I want to start super basic, most likely with a pair of passive speakers and an amp to get the job done. I want to make sure I purchase all of the required cables. Ideally, I would like to make this as simple as possible so I'd like to utilize banana tips on the wires. Now, besides the wires (red/black right?) that go from the speakers to the amp... the amp will have some RCA (red/white) connections right? Where does the other end of that go... I'm assuming somewhere on my PC. My PC doesn't have a "sound card" or anything of that nature, is this an issue? So it goes speaker (red/black) to amp and then amp to computer I'm assuming... but where? I'd love to have an amp with a headphone jack, is this possible on a budget or am I looking at $200+ amps only for this feature?

TL;dr - I'd like a simple setup consisting of passive speakers and an amp, utilizing banana tips if possible, and ideally an amp with a headphone jack that is budget friendly, would also like to know where the RCA cables on the amp connect to. Anything else I need to purchase?


Question from cctaylor88 : "Passive speaker and amp help for a beginner"

You can use banana plugs so long as both the amp and speakers accommodate them. There isn't an advantage to using them unless you will be unplugging them a lot. Bare wire is fine if you leave everything connected so don't let that be a big factor in choosing which speakers and amp to get.
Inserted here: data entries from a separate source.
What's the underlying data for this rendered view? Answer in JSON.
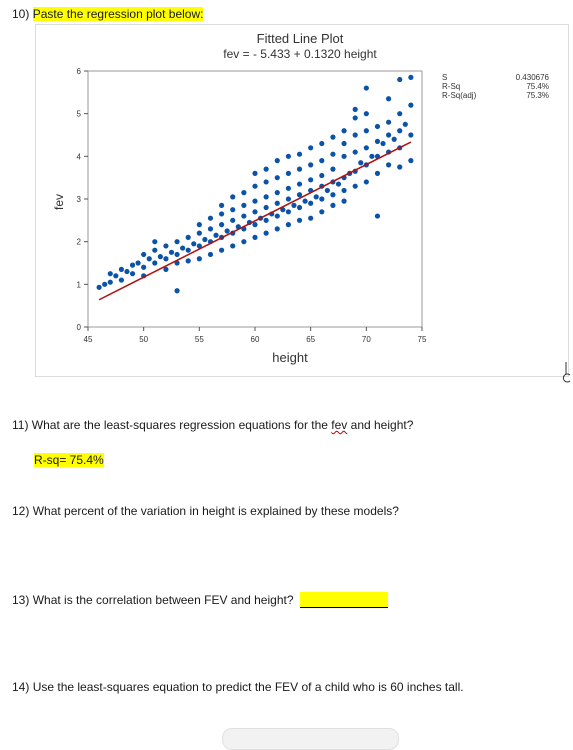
{
  "q10": {
    "number": "10)",
    "text": "Paste the regression plot below:"
  },
  "q11": {
    "number": "11)",
    "before": "What are the least-squares regression equations for the ",
    "wavy": "fev",
    "after": " and height?"
  },
  "answer11": "R-sq= 75.4%",
  "q12": {
    "number": "12)",
    "text": "What percent of the variation in height is explained by these models?"
  },
  "q13": {
    "number": "13)",
    "text": "What is the correlation between FEV and height?"
  },
  "q14": {
    "number": "14)",
    "text": "Use the least-squares equation to predict the FEV of a child who is 60 inches tall."
  },
  "colors": {
    "highlight": "#ffff00",
    "points": "#0a53a8",
    "fit_line": "#b01010"
  },
  "chart_data": {
    "type": "scatter",
    "title": "Fitted Line Plot",
    "subtitle": "fev = - 5.433 + 0.1320 height",
    "xlabel": "height",
    "ylabel": "fev",
    "xlim": [
      45,
      75
    ],
    "ylim": [
      0,
      6
    ],
    "xticks": [
      "45",
      "50",
      "55",
      "60",
      "65",
      "70",
      "75"
    ],
    "yticks": [
      "0",
      "1",
      "2",
      "3",
      "4",
      "5",
      "6"
    ],
    "fit": {
      "intercept": -5.433,
      "slope": 0.132,
      "x_range": [
        46,
        74
      ]
    },
    "stats": [
      {
        "label": "S",
        "value": "0.430676"
      },
      {
        "label": "R-Sq",
        "value": "75.4%"
      },
      {
        "label": "R-Sq(adj)",
        "value": "75.3%"
      }
    ],
    "points": [
      [
        46,
        0.93
      ],
      [
        46.5,
        1.0
      ],
      [
        47,
        1.05
      ],
      [
        47,
        1.25
      ],
      [
        47.5,
        1.2
      ],
      [
        48,
        1.1
      ],
      [
        48,
        1.35
      ],
      [
        48.5,
        1.3
      ],
      [
        49,
        1.25
      ],
      [
        49,
        1.45
      ],
      [
        49.5,
        1.5
      ],
      [
        50,
        1.4
      ],
      [
        50,
        1.7
      ],
      [
        50,
        1.2
      ],
      [
        50.5,
        1.6
      ],
      [
        51,
        1.5
      ],
      [
        51,
        1.8
      ],
      [
        51,
        2.0
      ],
      [
        51.5,
        1.65
      ],
      [
        52,
        1.6
      ],
      [
        52,
        1.9
      ],
      [
        52,
        1.35
      ],
      [
        52.5,
        1.75
      ],
      [
        53,
        1.7
      ],
      [
        53,
        2.0
      ],
      [
        53,
        1.5
      ],
      [
        53,
        0.85
      ],
      [
        53.5,
        1.85
      ],
      [
        54,
        1.8
      ],
      [
        54,
        2.1
      ],
      [
        54,
        1.55
      ],
      [
        54.5,
        1.95
      ],
      [
        55,
        1.9
      ],
      [
        55,
        2.2
      ],
      [
        55,
        1.6
      ],
      [
        55,
        2.4
      ],
      [
        55.5,
        2.05
      ],
      [
        56,
        2.0
      ],
      [
        56,
        2.3
      ],
      [
        56,
        1.7
      ],
      [
        56,
        2.55
      ],
      [
        56.5,
        2.15
      ],
      [
        57,
        2.1
      ],
      [
        57,
        2.4
      ],
      [
        57,
        1.8
      ],
      [
        57,
        2.65
      ],
      [
        57,
        2.85
      ],
      [
        57.5,
        2.25
      ],
      [
        58,
        2.2
      ],
      [
        58,
        2.5
      ],
      [
        58,
        1.9
      ],
      [
        58,
        2.75
      ],
      [
        58,
        3.05
      ],
      [
        58.5,
        2.35
      ],
      [
        59,
        2.3
      ],
      [
        59,
        2.6
      ],
      [
        59,
        2.0
      ],
      [
        59,
        2.85
      ],
      [
        59,
        3.15
      ],
      [
        59.5,
        2.45
      ],
      [
        60,
        2.4
      ],
      [
        60,
        2.7
      ],
      [
        60,
        2.1
      ],
      [
        60,
        2.95
      ],
      [
        60,
        3.3
      ],
      [
        60,
        3.6
      ],
      [
        60.5,
        2.55
      ],
      [
        61,
        2.5
      ],
      [
        61,
        2.8
      ],
      [
        61,
        2.2
      ],
      [
        61,
        3.05
      ],
      [
        61,
        3.4
      ],
      [
        61,
        3.7
      ],
      [
        61.5,
        2.65
      ],
      [
        62,
        2.6
      ],
      [
        62,
        2.9
      ],
      [
        62,
        2.3
      ],
      [
        62,
        3.15
      ],
      [
        62,
        3.5
      ],
      [
        62,
        3.9
      ],
      [
        62.5,
        2.75
      ],
      [
        63,
        2.7
      ],
      [
        63,
        3.0
      ],
      [
        63,
        2.4
      ],
      [
        63,
        3.25
      ],
      [
        63,
        3.6
      ],
      [
        63,
        4.0
      ],
      [
        63.5,
        2.85
      ],
      [
        64,
        2.8
      ],
      [
        64,
        3.1
      ],
      [
        64,
        2.5
      ],
      [
        64,
        3.35
      ],
      [
        64,
        3.7
      ],
      [
        64,
        4.05
      ],
      [
        64.5,
        2.95
      ],
      [
        65,
        2.9
      ],
      [
        65,
        3.2
      ],
      [
        65,
        2.55
      ],
      [
        65,
        3.45
      ],
      [
        65,
        3.8
      ],
      [
        65,
        4.2
      ],
      [
        65.5,
        3.05
      ],
      [
        66,
        3.0
      ],
      [
        66,
        3.3
      ],
      [
        66,
        2.7
      ],
      [
        66,
        3.55
      ],
      [
        66,
        3.9
      ],
      [
        66,
        4.3
      ],
      [
        66.5,
        3.2
      ],
      [
        67,
        3.1
      ],
      [
        67,
        3.4
      ],
      [
        67,
        2.85
      ],
      [
        67,
        3.7
      ],
      [
        67,
        4.05
      ],
      [
        67,
        4.45
      ],
      [
        67.5,
        3.35
      ],
      [
        68,
        3.2
      ],
      [
        68,
        3.5
      ],
      [
        68,
        4.0
      ],
      [
        68,
        4.3
      ],
      [
        68,
        4.6
      ],
      [
        68,
        2.95
      ],
      [
        68.5,
        3.6
      ],
      [
        69,
        3.3
      ],
      [
        69,
        3.65
      ],
      [
        69,
        4.1
      ],
      [
        69,
        4.5
      ],
      [
        69,
        4.9
      ],
      [
        69,
        5.1
      ],
      [
        69.5,
        3.85
      ],
      [
        70,
        3.4
      ],
      [
        70,
        3.8
      ],
      [
        70,
        4.2
      ],
      [
        70,
        4.6
      ],
      [
        70,
        5.0
      ],
      [
        70,
        5.6
      ],
      [
        70.5,
        4.0
      ],
      [
        71,
        3.6
      ],
      [
        71,
        4.0
      ],
      [
        71,
        4.35
      ],
      [
        71,
        4.7
      ],
      [
        71,
        2.6
      ],
      [
        71.5,
        4.3
      ],
      [
        72,
        3.8
      ],
      [
        72,
        4.1
      ],
      [
        72,
        4.5
      ],
      [
        72,
        4.8
      ],
      [
        72,
        5.35
      ],
      [
        72.5,
        4.4
      ],
      [
        73,
        4.2
      ],
      [
        73,
        4.6
      ],
      [
        73,
        5.0
      ],
      [
        73,
        5.8
      ],
      [
        73,
        3.75
      ],
      [
        73.5,
        4.75
      ],
      [
        74,
        4.5
      ],
      [
        74,
        5.2
      ],
      [
        74,
        5.85
      ],
      [
        74,
        3.9
      ]
    ]
  }
}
The input of the amp is connected to the headphone jack of a laptop or the lime green audio jack on a desktop. You set the desktop to 2 channel. You would need a cable with a 3.5mm stereo plug at the PC end and 2 RCA plugs at the amp end. Very common cable.
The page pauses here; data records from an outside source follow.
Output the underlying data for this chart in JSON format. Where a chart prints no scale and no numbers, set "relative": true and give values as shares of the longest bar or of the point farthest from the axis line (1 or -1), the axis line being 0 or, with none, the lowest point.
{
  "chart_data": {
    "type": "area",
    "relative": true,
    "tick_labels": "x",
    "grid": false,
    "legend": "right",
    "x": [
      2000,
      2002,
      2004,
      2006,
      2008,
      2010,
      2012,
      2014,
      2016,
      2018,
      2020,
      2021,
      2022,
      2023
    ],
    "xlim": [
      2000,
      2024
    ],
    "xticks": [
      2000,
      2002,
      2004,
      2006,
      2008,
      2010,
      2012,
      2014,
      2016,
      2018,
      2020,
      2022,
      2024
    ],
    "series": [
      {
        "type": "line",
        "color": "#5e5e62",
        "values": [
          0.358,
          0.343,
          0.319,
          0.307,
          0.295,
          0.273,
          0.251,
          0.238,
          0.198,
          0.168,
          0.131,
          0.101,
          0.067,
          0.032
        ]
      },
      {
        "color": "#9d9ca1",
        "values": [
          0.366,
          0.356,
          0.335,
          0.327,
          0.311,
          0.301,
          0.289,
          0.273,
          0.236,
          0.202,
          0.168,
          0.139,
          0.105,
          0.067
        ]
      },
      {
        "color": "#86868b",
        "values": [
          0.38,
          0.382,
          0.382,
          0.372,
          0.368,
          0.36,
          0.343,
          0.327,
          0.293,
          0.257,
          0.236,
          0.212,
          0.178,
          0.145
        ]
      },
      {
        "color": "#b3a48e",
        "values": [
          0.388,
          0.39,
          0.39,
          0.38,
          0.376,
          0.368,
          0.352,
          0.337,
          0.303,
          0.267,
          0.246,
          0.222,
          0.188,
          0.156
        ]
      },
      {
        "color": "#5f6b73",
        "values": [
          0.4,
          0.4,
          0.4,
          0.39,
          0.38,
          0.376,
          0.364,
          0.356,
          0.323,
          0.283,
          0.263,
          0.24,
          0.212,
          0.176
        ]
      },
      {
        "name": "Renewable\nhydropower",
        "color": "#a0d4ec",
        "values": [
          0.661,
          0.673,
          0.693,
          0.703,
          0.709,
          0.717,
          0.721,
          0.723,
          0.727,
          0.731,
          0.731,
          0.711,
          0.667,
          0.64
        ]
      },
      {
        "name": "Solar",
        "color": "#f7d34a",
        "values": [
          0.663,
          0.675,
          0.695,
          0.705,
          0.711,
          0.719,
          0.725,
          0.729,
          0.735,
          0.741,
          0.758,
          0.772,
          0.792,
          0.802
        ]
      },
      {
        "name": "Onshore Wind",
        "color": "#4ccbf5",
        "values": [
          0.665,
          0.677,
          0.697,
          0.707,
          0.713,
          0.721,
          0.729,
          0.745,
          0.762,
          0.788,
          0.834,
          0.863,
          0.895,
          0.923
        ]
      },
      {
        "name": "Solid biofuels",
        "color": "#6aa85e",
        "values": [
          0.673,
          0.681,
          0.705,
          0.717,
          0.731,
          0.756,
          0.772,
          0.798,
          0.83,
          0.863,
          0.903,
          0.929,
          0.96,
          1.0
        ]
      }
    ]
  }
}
You can get a cheap stereo receiver for $130 - $200 new or a used one for a lot less. If you don't need a radio an integrated amp will work fine but they usually start higher since they assume you are going for higher quality even if the power is less. A higher quality used one might be the way to go.
It's best to pick your speakers first. That determines the impedance that the amp needs to drive, how much power you need, and what sound would match them best. Getting a bright sounding amp to use with bright sounding speakers would be hard to listen to. Getting a warm sounding amp for bright speakers would work better. Or vice versa.
Using you own ears to determine what you like is the best way to go. If there are any good audio shops around you visit them. Even if their gear is too expensive they will often have used equipment that would be a great start.